The UK’s payday lenders have been subject to a price cap for almost two years now. The regulator, the Financial Conduct Authority (FCA) has now launched a call for input to examine the possibility of extending the concept of price caps to other forms of credit.
The paper published by the regulator in November 2016 is a ‘call for input’ as opposed to a ‘consultation paper’, so specific rule changes are not being proposed. However, the suggestion made in the call for input is that the FCA may be minded to impose some form of price cap on forms of lending such as: home-collected credit, catalogue credit, rent-to-own arrangements, pawn-broking, guarantor loans, logbook loans, motor finance, credit cards and overdrafts. Rent-to-own borrowers can, for example, sometimes end up paying almost twice the amount borrowed in interest and charges.
Responses to the call for input should be submitted by February 15 2017. A consultation on formal proposals may then take place later in 2017.
The FCA also promises to use its competition powers to study the overdrafts market in more detail.
It also says it will conduct a review of the payday loan price cap during the first half of 2017, and consider whether the cap should be changed in any way, and whether the cap has led to an increase in illegal lending.

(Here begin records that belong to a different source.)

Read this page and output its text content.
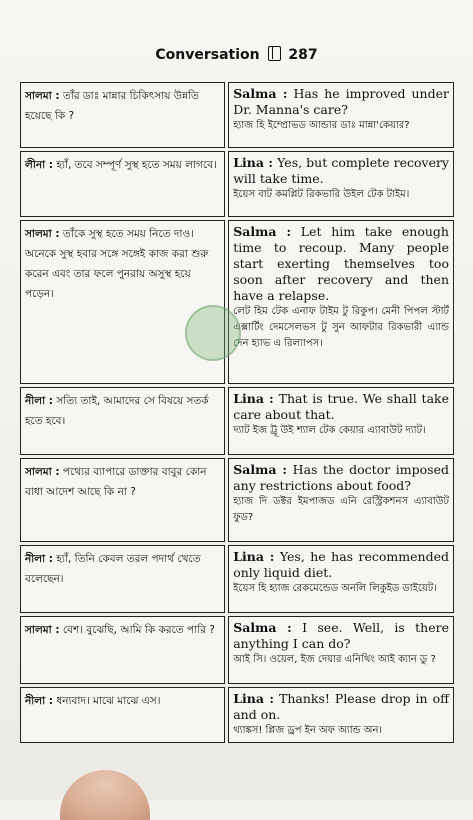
Conversation 287
সালমা : তাঁর ডাঃ মান্নার চিকিৎসায় উন্নতি হয়েছে কি ?	Salma : Has he improved under Dr. Manna's care?
হ্যাজ হি ইম্প্রোভড আন্ডার ডাঃ মান্না'কেয়ার?

লীনা : হ্যাঁ, তবে সম্পূর্ণ সুস্থ হতে সময় লাগবে।	Lina : Yes, but complete recovery will take time.
ইয়েস বাট কমপ্লিট রিকভারি উইল টেক টাইম।

সালমা : তাঁকে সুস্থ হতে সময় নিতে দাও। অনেকে সুস্থ হবার সঙ্গে সঙ্গেই কাজ করা শুরু করেন এবং তার ফলে পুনরায় অসুস্থ হয়ে পড়েন।	Salma : Let him take enough time to recoup. Many people start exerting themselves too soon after recovery and then have a relapse.
লেট হিম টেক এনাফ টাইম টু রিকুপ। মেনী পিপল স্টার্ট এক্সার্টিং দেমসেলভস টু সুন আফটার রিকভারী এ্যান্ড দেন হ্যাভ এ রিল্যাপস।

নীলা : সত্যি তাই, আমাদের সে বিষয়ে সতর্ক হতে হবে।	Lina : That is true. We shall take care about that.
দ্যাট ইজ ট্রূ উই শ্যাল টেক কেয়ার এ্যাবাউট দ্যাট।

সালমা : পথ্যের ব্যাপারে ডাক্তার বাবুর কোন বাধা আদেশ আছে কি না ?	Salma : Has the doctor imposed any restrictions about food?
হ্যাজ দি ডক্টর ইমপাজড এনি রেস্ট্রিকশনস এ্যাবাউট ফুড?

নীলা : হ্যাঁ, তিনি কেবল তরল পদার্থ খেতে বলেছেন।	Lina : Yes, he has recommended only liquid diet.
ইয়েস হি হ্যাজ রেকমেন্ডেড অনলি লিকুইড ডাইয়েট।

সালমা : বেশ। বুঝেছি, আমি কি করতে পারি ?	Salma : I see. Well, is there anything I can do?
আই সি। ওয়েল, ইজ দেয়ার এনিথিং আই ক্যান ডু ?

নীলা : ধন্যবাদ। মাঝে মাঝে এস।	Lina : Thanks! Please drop in off and on.
থ্যাঙ্কস! প্লিজ ড্রপ ইন অফ অ্যান্ড অন।
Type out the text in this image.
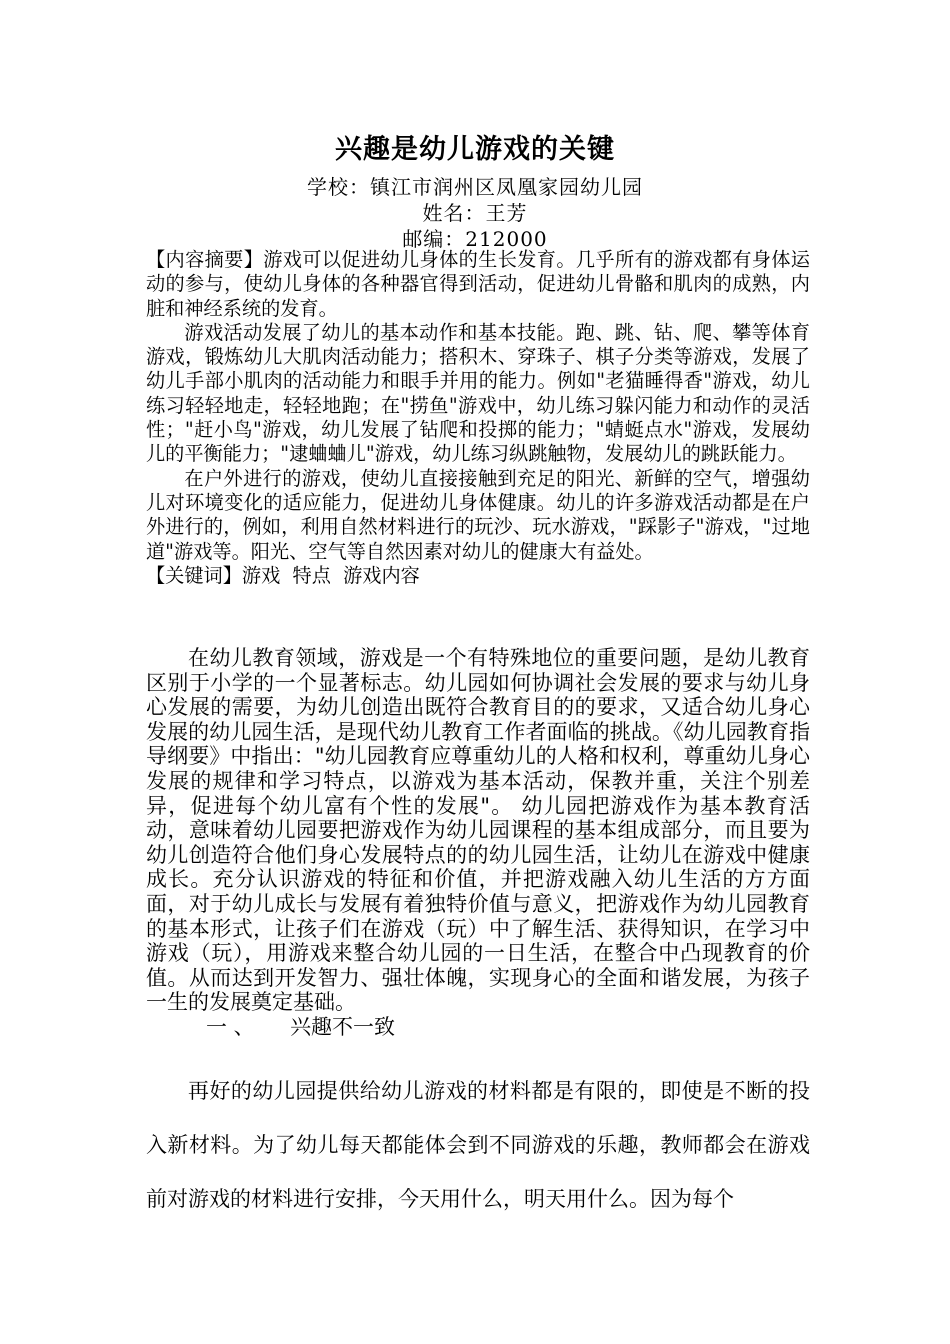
兴趣是幼儿游戏的关键
学校：镇江市润州区凤凰家园幼儿园
姓名：王芳
邮编：212000

【内容摘要】游戏可以促进幼儿身体的生长发育。几乎所有的游戏都有身体运动的参与，使幼儿身体的各种器官得到活动，促进幼儿骨骼和肌肉的成熟，内脏和神经系统的发育。

游戏活动发展了幼儿的基本动作和基本技能。跑、跳、钻、爬、攀等体育游戏，锻炼幼儿大肌肉活动能力；搭积木、穿珠子、棋子分类等游戏，发展了幼儿手部小肌肉的活动能力和眼手并用的能力。例如"老猫睡得香"游戏，幼儿练习轻轻地走，轻轻地跑；在"捞鱼"游戏中，幼儿练习躲闪能力和动作的灵活性；"赶小鸟"游戏，幼儿发展了钻爬和投掷的能力；"蜻蜓点水"游戏，发展幼儿的平衡能力；"逮蛐蛐儿"游戏，幼儿练习纵跳触物，发展幼儿的跳跃能力。

在户外进行的游戏，使幼儿直接接触到充足的阳光、新鲜的空气，增强幼儿对环境变化的适应能力，促进幼儿身体健康。幼儿的许多游戏活动都是在户外进行的，例如，利用自然材料进行的玩沙、玩水游戏，"踩影子"游戏，"过地道"游戏等。阳光、空气等自然因素对幼儿的健康大有益处。

【关键词】游戏  特点  游戏内容

在幼儿教育领域，游戏是一个有特殊地位的重要问题，是幼儿教育区别于小学的一个显著标志。幼儿园如何协调社会发展的要求与幼儿身心发展的需要，为幼儿创造出既符合教育目的的要求，又适合幼儿身心发展的幼儿园生活，是现代幼儿教育工作者面临的挑战。《幼儿园教育指导纲要》中指出："幼儿园教育应尊重幼儿的人格和权利，尊重幼儿身心发展的规律和学习特点，以游戏为基本活动，保教并重，关注个别差异，促进每个幼儿富有个性的发展"。 幼儿园把游戏作为基本教育活动，意味着幼儿园要把游戏作为幼儿园课程的基本组成部分，而且要为幼儿创造符合他们身心发展特点的的幼儿园生活，让幼儿在游戏中健康成长。充分认识游戏的特征和价值，并把游戏融入幼儿生活的方方面面，对于幼儿成长与发展有着独特价值与意义，把游戏作为幼儿园教育的基本形式，让孩子们在游戏（玩）中了解生活、获得知识，在学习中游戏（玩），用游戏来整合幼儿园的一日生活，在整合中凸现教育的价值。从而达到开发智力、强壮体魄，实现身心的全面和谐发展，为孩子一生的发展奠定基础。

一 、 兴趣不一致

再好的幼儿园提供给幼儿游戏的材料都是有限的，即使是不断的投入新材料。为了幼儿每天都能体会到不同游戏的乐趣，教师都会在游戏前对游戏的材料进行安排，今天用什么，明天用什么。因为每个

Since January 2015, payday lenders have been unable to impose daily interest rates of more than 0.8%, and have been unable to ask borrowers to repay more in interest and charges than the amount originally borrowed.
The FCA says that, since it became the consumer credit regulator in April 2014, arrears rates are down by a quarter, and the number of people taking out a payday loan has fallen by 800,000 over an 18-month period. It also claims there has been a 20% fall in loan approval rates from the start of 2014 to the middle of 2015.
Andrew Bailey, Chief Executive of the FCA, said:
“This is a significant moment for our approach to consumer credit regulation as we continue to ensure that this market works well for consumers.
“As an organisation, we have already taken many steps to address the risk of consumer harm by putting in place new rules for high-cost short-term credit firms and taking action against non-compliance across all credit markets.
“We have come up to the point of reviewing the cap on payday lending, making now the right time to take a broader view of the issues around high-cost credit, including unarranged overdrafts, and to consider whether our requirements remain appropriate.”